Dita Parker

Monday, May 24, 2010

Into the great wide open

Okay, that's done. Last week, I mean. Good riddance. There was a lesson there, I bet. The rejection mail was educational, and losing the laptop got me in touch with Linux. Except I wasn't up to learning Linux. I know many swear by it, but I just swore. I wanted something that worked, right now, for me, my way. And so by Sunday I felt like a crybaby, and I do hate feeling and acting and talking like a crybaby.

The more I learn of the world, the more I understand how little I do know. The more I read, the more I come across things I should be reading and looking into. The more I travel the more privileged I feel and the less inclined I am to sweat the small stuff. And we do sweat the small stuff, way too much and all too often.

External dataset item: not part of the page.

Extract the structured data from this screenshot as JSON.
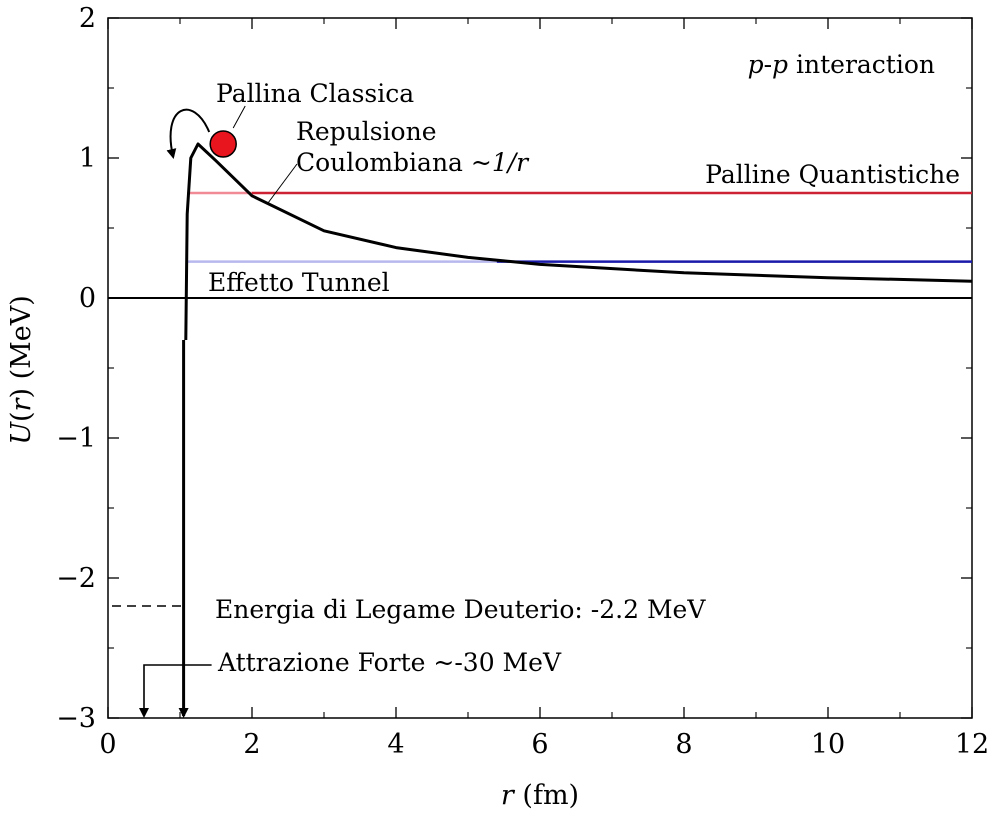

Your editor rejected you then your laptop died. The sun stopped shining, the temperature dropped, stupid brown hare ate all your crocuses, and the kids are at each other. Cry me a river. An ocean while you're at it. There's a term that escapes me but which explains our myopia and much of our depressed thoughts. I guess the layman's equivalent would be a lack of sense of proportion.

We don't compare ourselves, our lives or our circumstances to those less fortunate, much much less, say a single mother in Sierra Leone. We look at our neighbors, our friends, our peers, and feel disadvantaged. That is nuts. A misconception. The more time we spend wrapped up in ourselves, the smaller our frame of reference, the less content we feel. When it's all we know, we really don't know much. In that sense we are poor and in none other.

The more you venture outside yourself the more you understand your truth, your reality, is only that, yours. Almost seven billion other possibilities of seeing and interpreting and understanding the world, of living. As valid, as precious, as unique. Some find that thought depressing. I find it liberating and sobering and a comfort somehow. It doesn't have to make you feel small and meaningless. Let it make you feel ten feet tall and priceless. No better than the next man and no less deserving.

It's not my mission to educate, it's to learn. It's not my place to tell you this is how you do it, it's to ask how do you do it. Except I just did, didn't I? Oh well. This concludes today's sermon.